Stupirà qualcuno scoprire che nei secoli XVII e XVIII il tabacco era apprezzato anche dai medici causa le sue proprietà calmanti e la capacità di favorire la concentrazione. Anche per il tabacco resta nondimeno una difformità d’assunzione: se la borghesia preferisce fumarlo, ritenendo che il consumo di nicotina favorisca il lavoro intellettuale, i nobili prediligono fiutarlo, con tutto il contorno ritualistico di preziose tabacchiere e galanterie rococò.
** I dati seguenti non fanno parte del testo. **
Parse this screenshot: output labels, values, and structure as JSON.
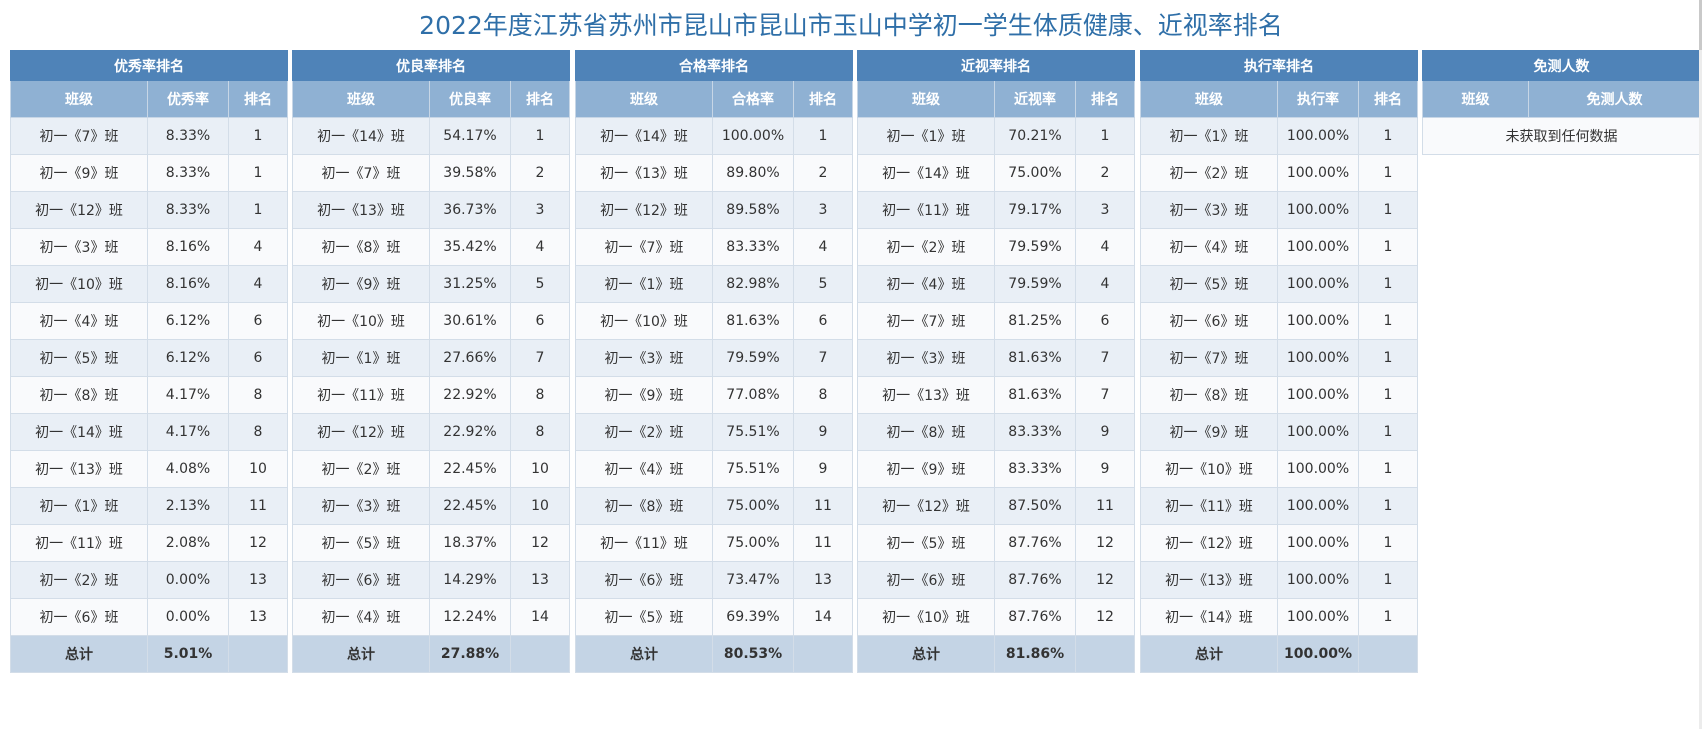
{
  "page": {
    "title": "2022年度江苏省苏州市昆山市昆山市玉山中学初一学生体质健康、近视率排名"
  },
  "colors": {
    "title_bar": "#4f83b8",
    "header_bar": "#8fb1d3",
    "total_row": "#c4d4e5",
    "row_odd": "#e9eff6",
    "row_even": "#f9fafc",
    "title_text": "#2f6fa8"
  },
  "tables": [
    {
      "title": "优秀率排名",
      "columns": [
        "班级",
        "优秀率",
        "排名"
      ],
      "rows": [
        [
          "初一《7》班",
          "8.33%",
          "1"
        ],
        [
          "初一《9》班",
          "8.33%",
          "1"
        ],
        [
          "初一《12》班",
          "8.33%",
          "1"
        ],
        [
          "初一《3》班",
          "8.16%",
          "4"
        ],
        [
          "初一《10》班",
          "8.16%",
          "4"
        ],
        [
          "初一《4》班",
          "6.12%",
          "6"
        ],
        [
          "初一《5》班",
          "6.12%",
          "6"
        ],
        [
          "初一《8》班",
          "4.17%",
          "8"
        ],
        [
          "初一《14》班",
          "4.17%",
          "8"
        ],
        [
          "初一《13》班",
          "4.08%",
          "10"
        ],
        [
          "初一《1》班",
          "2.13%",
          "11"
        ],
        [
          "初一《11》班",
          "2.08%",
          "12"
        ],
        [
          "初一《2》班",
          "0.00%",
          "13"
        ],
        [
          "初一《6》班",
          "0.00%",
          "13"
        ]
      ],
      "total": {
        "label": "总计",
        "value": "5.01%"
      }
    },
    {
      "title": "优良率排名",
      "columns": [
        "班级",
        "优良率",
        "排名"
      ],
      "rows": [
        [
          "初一《14》班",
          "54.17%",
          "1"
        ],
        [
          "初一《7》班",
          "39.58%",
          "2"
        ],
        [
          "初一《13》班",
          "36.73%",
          "3"
        ],
        [
          "初一《8》班",
          "35.42%",
          "4"
        ],
        [
          "初一《9》班",
          "31.25%",
          "5"
        ],
        [
          "初一《10》班",
          "30.61%",
          "6"
        ],
        [
          "初一《1》班",
          "27.66%",
          "7"
        ],
        [
          "初一《11》班",
          "22.92%",
          "8"
        ],
        [
          "初一《12》班",
          "22.92%",
          "8"
        ],
        [
          "初一《2》班",
          "22.45%",
          "10"
        ],
        [
          "初一《3》班",
          "22.45%",
          "10"
        ],
        [
          "初一《5》班",
          "18.37%",
          "12"
        ],
        [
          "初一《6》班",
          "14.29%",
          "13"
        ],
        [
          "初一《4》班",
          "12.24%",
          "14"
        ]
      ],
      "total": {
        "label": "总计",
        "value": "27.88%"
      }
    },
    {
      "title": "合格率排名",
      "columns": [
        "班级",
        "合格率",
        "排名"
      ],
      "rows": [
        [
          "初一《14》班",
          "100.00%",
          "1"
        ],
        [
          "初一《13》班",
          "89.80%",
          "2"
        ],
        [
          "初一《12》班",
          "89.58%",
          "3"
        ],
        [
          "初一《7》班",
          "83.33%",
          "4"
        ],
        [
          "初一《1》班",
          "82.98%",
          "5"
        ],
        [
          "初一《10》班",
          "81.63%",
          "6"
        ],
        [
          "初一《3》班",
          "79.59%",
          "7"
        ],
        [
          "初一《9》班",
          "77.08%",
          "8"
        ],
        [
          "初一《2》班",
          "75.51%",
          "9"
        ],
        [
          "初一《4》班",
          "75.51%",
          "9"
        ],
        [
          "初一《8》班",
          "75.00%",
          "11"
        ],
        [
          "初一《11》班",
          "75.00%",
          "11"
        ],
        [
          "初一《6》班",
          "73.47%",
          "13"
        ],
        [
          "初一《5》班",
          "69.39%",
          "14"
        ]
      ],
      "total": {
        "label": "总计",
        "value": "80.53%"
      }
    },
    {
      "title": "近视率排名",
      "columns": [
        "班级",
        "近视率",
        "排名"
      ],
      "rows": [
        [
          "初一《1》班",
          "70.21%",
          "1"
        ],
        [
          "初一《14》班",
          "75.00%",
          "2"
        ],
        [
          "初一《11》班",
          "79.17%",
          "3"
        ],
        [
          "初一《2》班",
          "79.59%",
          "4"
        ],
        [
          "初一《4》班",
          "79.59%",
          "4"
        ],
        [
          "初一《7》班",
          "81.25%",
          "6"
        ],
        [
          "初一《3》班",
          "81.63%",
          "7"
        ],
        [
          "初一《13》班",
          "81.63%",
          "7"
        ],
        [
          "初一《8》班",
          "83.33%",
          "9"
        ],
        [
          "初一《9》班",
          "83.33%",
          "9"
        ],
        [
          "初一《12》班",
          "87.50%",
          "11"
        ],
        [
          "初一《5》班",
          "87.76%",
          "12"
        ],
        [
          "初一《6》班",
          "87.76%",
          "12"
        ],
        [
          "初一《10》班",
          "87.76%",
          "12"
        ]
      ],
      "total": {
        "label": "总计",
        "value": "81.86%"
      }
    },
    {
      "title": "执行率排名",
      "columns": [
        "班级",
        "执行率",
        "排名"
      ],
      "rows": [
        [
          "初一《1》班",
          "100.00%",
          "1"
        ],
        [
          "初一《2》班",
          "100.00%",
          "1"
        ],
        [
          "初一《3》班",
          "100.00%",
          "1"
        ],
        [
          "初一《4》班",
          "100.00%",
          "1"
        ],
        [
          "初一《5》班",
          "100.00%",
          "1"
        ],
        [
          "初一《6》班",
          "100.00%",
          "1"
        ],
        [
          "初一《7》班",
          "100.00%",
          "1"
        ],
        [
          "初一《8》班",
          "100.00%",
          "1"
        ],
        [
          "初一《9》班",
          "100.00%",
          "1"
        ],
        [
          "初一《10》班",
          "100.00%",
          "1"
        ],
        [
          "初一《11》班",
          "100.00%",
          "1"
        ],
        [
          "初一《12》班",
          "100.00%",
          "1"
        ],
        [
          "初一《13》班",
          "100.00%",
          "1"
        ],
        [
          "初一《14》班",
          "100.00%",
          "1"
        ]
      ],
      "total": {
        "label": "总计",
        "value": "100.00%"
      }
    }
  ],
  "exempt_table": {
    "title": "免测人数",
    "columns": [
      "班级",
      "免测人数"
    ],
    "empty_message": "未获取到任何数据"
  }
}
Ma forse stupirà maggiormente apprendere come l’acquavite, pur nota fin dal Medioevo, divenga bevanda quotidiana solo a partire dal Seicento e si diffonda a livello di massa solo dopo la rivoluzione industriale, costituendo nell’ambito del bere "quello che il telaio rappresenta per la tessitura". L’acquavite consentiva infatti in tempi molto più brevi rispetto a birra o vino di far giungere all’ebbrezza gli operai, sui quali aveva un effetto davvero deleterio, sebbene l’osteria – divenendo punto d’incontro dei lavoratori e favorendone la solidarietà – costituisse per essi ciò che per i borghesi era il Caffè.
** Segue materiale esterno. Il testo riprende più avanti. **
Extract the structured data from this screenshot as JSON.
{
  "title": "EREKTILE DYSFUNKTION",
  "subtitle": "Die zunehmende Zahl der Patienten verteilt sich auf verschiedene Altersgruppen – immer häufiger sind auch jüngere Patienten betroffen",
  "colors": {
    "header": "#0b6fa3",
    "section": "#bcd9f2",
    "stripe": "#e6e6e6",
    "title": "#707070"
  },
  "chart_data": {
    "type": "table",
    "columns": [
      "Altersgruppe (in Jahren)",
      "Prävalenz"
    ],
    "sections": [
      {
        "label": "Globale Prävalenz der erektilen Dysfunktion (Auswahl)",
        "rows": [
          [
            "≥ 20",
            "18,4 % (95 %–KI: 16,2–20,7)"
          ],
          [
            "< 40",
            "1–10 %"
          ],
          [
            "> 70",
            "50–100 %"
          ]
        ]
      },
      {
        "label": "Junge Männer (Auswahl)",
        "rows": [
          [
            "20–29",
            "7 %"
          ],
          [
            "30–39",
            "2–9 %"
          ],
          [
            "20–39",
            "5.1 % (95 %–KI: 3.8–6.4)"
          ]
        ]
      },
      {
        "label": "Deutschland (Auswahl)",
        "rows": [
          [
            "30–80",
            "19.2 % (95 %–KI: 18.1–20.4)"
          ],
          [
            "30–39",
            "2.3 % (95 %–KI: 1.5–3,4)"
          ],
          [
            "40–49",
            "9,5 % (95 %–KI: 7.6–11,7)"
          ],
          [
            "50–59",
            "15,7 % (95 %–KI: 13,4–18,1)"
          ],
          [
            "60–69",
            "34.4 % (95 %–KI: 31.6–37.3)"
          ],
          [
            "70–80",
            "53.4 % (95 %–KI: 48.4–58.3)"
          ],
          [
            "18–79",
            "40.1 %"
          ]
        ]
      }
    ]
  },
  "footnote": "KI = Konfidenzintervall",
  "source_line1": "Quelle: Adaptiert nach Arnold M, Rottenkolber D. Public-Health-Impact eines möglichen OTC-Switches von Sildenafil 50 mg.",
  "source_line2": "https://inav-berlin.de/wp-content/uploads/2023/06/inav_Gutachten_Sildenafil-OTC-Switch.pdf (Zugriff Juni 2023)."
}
Veniamo infine alle droghe, la cui messa al bando, si diceva, è fenomeno abbastanza recente. Si pensi che all’inizio del XIX secolo l’oppio veniva considerato un analgesico e un calmante, diffuso ovunque in Europa come oggi l’Aspirina. Ma saranno proprio le lodi dell’oppio e dell’hashish, esaltati da quei letterati anticonformisti che come Baudelaire ne facevano uso, a spingere la società borghese all’interdetto nei confronti di tali e altre analoghe droghe. Sarà infatti grazie alla valenza asociale ed oziosa attribuita dai poeti a tali sostanze che esse "incominciano a perdere il loro carattere di farmaci domestici di uso quotidiano per apparire improvvisamente come stupefacenti pericolosi, minaccianti, cioè, l’individuo borghese".
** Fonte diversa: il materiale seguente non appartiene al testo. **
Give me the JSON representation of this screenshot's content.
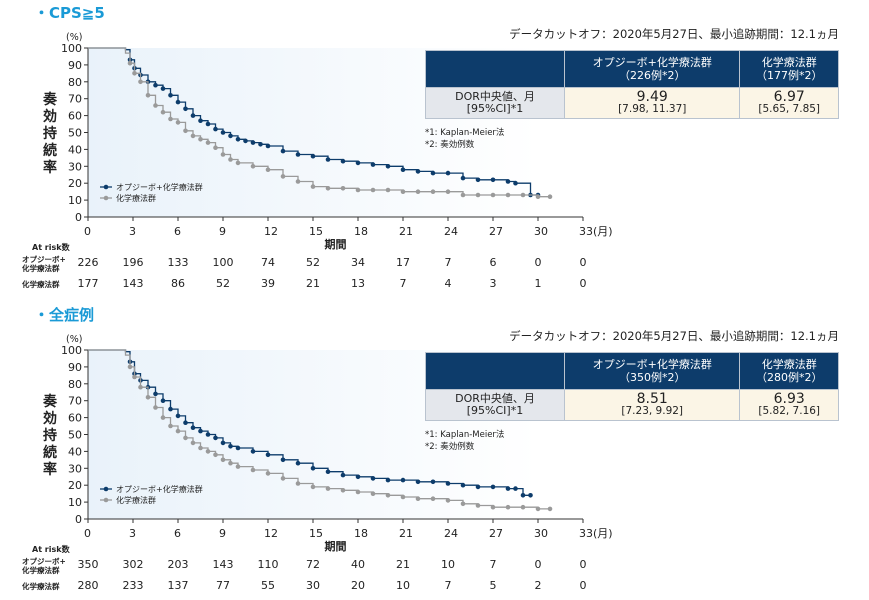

E forse, sostiene ancora Schivelbusch, come nel Seicento la riprovazione da parte conservatrice nei confronti di fumo e caffè rappresentava il colpo di coda di una mentalità premoderna, così oggi la messa al bando nei confronti di hashish e marijuana può essere letta quale tentativo da parte della "razionalità e dell’autodisciplina borghesi di arginare, attraverso il divieto, le urgenze perturbanti di nuove voluttà.